CHAPTER 2 Overview of the Cortex-M3

Fundamentals

The Cortex-M3 is a 32-bit microprocessor. It has a 32-bit data path, a 32-bit register bank, and 32-bit memory interfaces. The processor has a Harvard architecture, which means it has a separate instruction bus and data bus. This allows instructions and data accesses to take place at the same time, and as a result of this the processor performance increases because data accesses do not affect the instruction pipeline. This feature results in multiple bus interfaces on Cortex-M3, each with optimized usage and the ability to be used simultaneously. However, the instruction and data buses share the same memory space (a unified memory system). In other words, you cannot get 8 GB of memory space just because you have separate bus interfaces.

For complex applications that require more memory system features, the Cortex-M3 processor has an optional MPU, and it is possible to use an external cache if it’s required.

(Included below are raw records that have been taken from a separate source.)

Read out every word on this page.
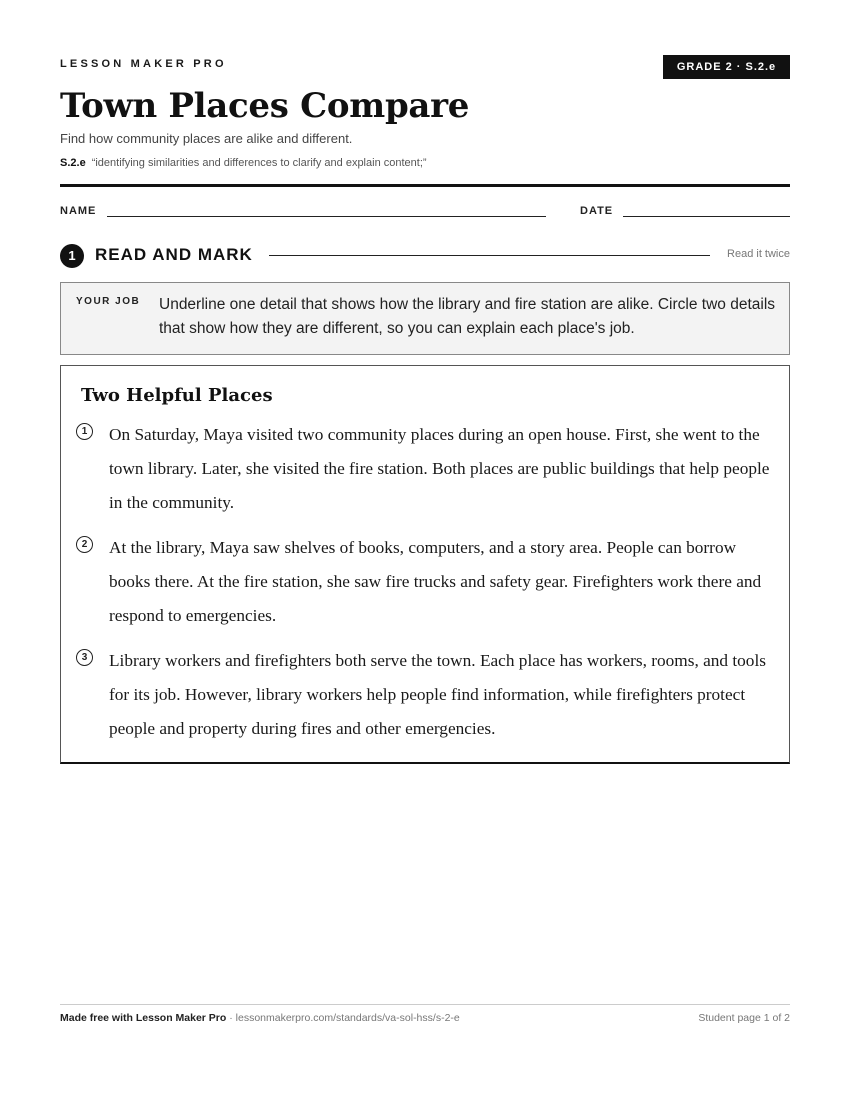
LESSON MAKER PRO	GRADE 2 · S.2.e
Town Places Compare
Find how community places are alike and different.
S.2.e “identifying similarities and differences to clarify and explain content;”
NAME	DATE
1	READ AND MARK	Read it twice
YOUR JOB Underline one detail that shows how the library and fire station are alike. Circle two details that show how they are different, so you can explain each place's job.
Two Helpful Places
1	On Saturday, Maya visited two community places during an open house. First, she went to the town library. Later, she visited the fire station. Both places are public buildings that help people in the community.

2	At the library, Maya saw shelves of books, computers, and a story area. People can borrow books there. At the fire station, she saw fire trucks and safety gear. Firefighters work there and respond to emergencies.

3	Library workers and firefighters both serve the town. Each place has workers, rooms, and tools for its job. However, library workers help people find information, while firefighters protect people and property during fires and other emergencies.

Made free with Lesson Maker Pro · lessonmakerpro.com/standards/va-sol-hss/s-2-e	Student page 1 of 2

Both little endian and big endian memory systems are supported.

The Cortex-M3 processor includes a number of fixed internal debugging components. These components provide debugging operation supports and features such as breakpoints and watchpoints. In addition, optional components provide debugging features such as instruction trace and various types of debugging interfaces.

image

Figure 2.1 A Simplified View of the Cortex-M3

Registers

The Cortex-M3 processor has registers R0 to R15. R13 (the stack pointer) is banked, with only one copy of the R13 visible at a time.

R0 to R12: General-Purpose Registers

R0 to R12 are 32-bit general-purpose registers for data operations. Some 16-bit Thumb instructions can only access a subset of these registers (low registers, R0 to R7).

R13: Stack Pointers

The Cortex-M3 contains two stack pointers, R13. They are banked so that only one is visible at a time:

  • Main Stack Pointer (MSP): The default stack pointer; used by the OS kernel and exception handlers
  • Process Stack Pointer (PSP): Used by user application code
image

Figure 2.2 Registers in the Cortex-M3

The lowest two bits of the stack pointers are always 0, which means they are always word aligned.

R14: The Link Register

When a subroutine is called, the return address is stored in the link register.

R15: The Program Counter

The program counter is the current program address. This register can be written to control the program flow.

Special Registers

The Cortex-M3 processor also has a number of special registers:

  • Program Status Registers (PSRs)
  • Interrupt Mask Registers (PRIMASK, FAULTMASK, BASEPRI)
  • Control Register (CONTROL)
image

Figure 2.3 Special Registers in the Cortex-M3

These registers have special functions and can be accessed only by special instructions. They cannot be used for normal data processing.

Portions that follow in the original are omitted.